#TradingTypes101 is typically refers to an introductory overview of the different styles and approaches to trading in financial markets. It’s often used as a beginner-friendly guide to help new traders understand the various ways people engage with markets like stocks, crypto, forex, or commodities.

Here’s a breakdown of the main trading types covered in a "Trading Types 101" guide:

📊 1. Day Trading

Definition: Buying and selling assets within the same trading day.

Timeframe: Minutes to hours.

Goal: Profit from short-term price movements.

Needs: Fast decision-making, technical analysis, and often leverage.

🕒 2. Swing Trading

Definition: Holding trades for several days to weeks.

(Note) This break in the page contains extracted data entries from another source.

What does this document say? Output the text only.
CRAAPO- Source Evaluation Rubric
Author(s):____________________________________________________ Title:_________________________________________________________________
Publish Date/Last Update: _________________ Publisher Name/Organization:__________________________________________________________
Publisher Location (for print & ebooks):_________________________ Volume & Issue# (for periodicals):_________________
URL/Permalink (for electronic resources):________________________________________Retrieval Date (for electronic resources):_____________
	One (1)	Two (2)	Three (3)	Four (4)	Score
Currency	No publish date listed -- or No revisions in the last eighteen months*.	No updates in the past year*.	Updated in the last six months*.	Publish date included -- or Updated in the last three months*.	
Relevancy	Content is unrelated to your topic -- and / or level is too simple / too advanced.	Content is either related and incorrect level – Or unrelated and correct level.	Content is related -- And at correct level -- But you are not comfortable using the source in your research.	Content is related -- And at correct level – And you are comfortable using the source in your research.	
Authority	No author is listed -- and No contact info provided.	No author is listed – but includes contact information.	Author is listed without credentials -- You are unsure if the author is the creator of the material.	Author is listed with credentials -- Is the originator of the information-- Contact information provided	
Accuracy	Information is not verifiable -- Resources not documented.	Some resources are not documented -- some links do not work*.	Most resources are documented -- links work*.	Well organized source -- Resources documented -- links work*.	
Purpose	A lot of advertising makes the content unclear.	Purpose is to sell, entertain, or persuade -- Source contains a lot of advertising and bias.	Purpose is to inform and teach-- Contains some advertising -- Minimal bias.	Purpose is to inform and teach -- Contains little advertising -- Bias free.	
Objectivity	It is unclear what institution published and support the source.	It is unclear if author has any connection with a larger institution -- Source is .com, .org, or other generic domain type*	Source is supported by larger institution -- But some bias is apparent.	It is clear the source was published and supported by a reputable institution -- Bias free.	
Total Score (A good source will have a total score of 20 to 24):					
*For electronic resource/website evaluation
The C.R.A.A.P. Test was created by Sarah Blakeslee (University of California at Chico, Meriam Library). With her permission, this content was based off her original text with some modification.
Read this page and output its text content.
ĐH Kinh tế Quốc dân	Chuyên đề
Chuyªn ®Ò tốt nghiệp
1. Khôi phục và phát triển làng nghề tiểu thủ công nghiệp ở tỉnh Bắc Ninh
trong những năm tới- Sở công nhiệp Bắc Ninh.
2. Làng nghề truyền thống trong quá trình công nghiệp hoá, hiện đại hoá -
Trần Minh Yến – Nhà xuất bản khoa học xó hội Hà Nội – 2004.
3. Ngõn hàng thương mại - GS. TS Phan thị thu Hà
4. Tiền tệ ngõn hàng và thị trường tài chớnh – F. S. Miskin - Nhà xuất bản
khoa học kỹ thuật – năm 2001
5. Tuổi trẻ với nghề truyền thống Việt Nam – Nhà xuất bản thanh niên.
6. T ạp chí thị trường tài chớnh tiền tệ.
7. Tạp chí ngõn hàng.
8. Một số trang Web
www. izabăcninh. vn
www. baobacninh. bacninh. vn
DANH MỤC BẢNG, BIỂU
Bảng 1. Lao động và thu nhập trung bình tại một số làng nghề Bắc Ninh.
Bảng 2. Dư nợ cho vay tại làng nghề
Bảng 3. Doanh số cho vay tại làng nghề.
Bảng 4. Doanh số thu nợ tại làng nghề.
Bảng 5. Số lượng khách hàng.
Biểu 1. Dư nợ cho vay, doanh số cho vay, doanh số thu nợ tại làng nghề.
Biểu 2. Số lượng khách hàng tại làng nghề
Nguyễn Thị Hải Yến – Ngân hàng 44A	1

Timeframe: Short- to medium-term.

Goal: Catch short- to mid-term trends or "swings" in the market.

Tools: Combination of technical and fundamental analysis.

🧘‍♂️ 3. Position Trading

Definition: Long-term trading, sometimes holding for months or years.

Timeframe: Long-term.

Goal: Capitalize on major market trends.

Style: More like investing, requires patience and macro-level analysis.

⚡ 4. Scalping

Definition: Ultra-short-term trading, holding positions for seconds to minutes.

Timeframe: Very short.

Goal: Make many small profits throughout the day.

Tools: High-speed trading platforms, low latency, and tight spreads.

🌍 5. Algorithmic / Quant Trading

Definition: Using algorithms or mathematical models to execute trades.

Approach: Automated, rule-based.

Users: Quants, institutions, and some advanced retail traders.

Edge: Speed, backtesting, and data analysis.

📉 6. Copy Trading / Social Trading

Definition: Mimicking trades of professional traders through platforms.

Ideal for: Beginners who want to learn or earn passively.

Risks: Reliance on others' decisions, lack of strategy control.

Bonus: 🧠 Discretionary vs. Systematic Trading

Discretionary: Decisions made by the trader based on judgment.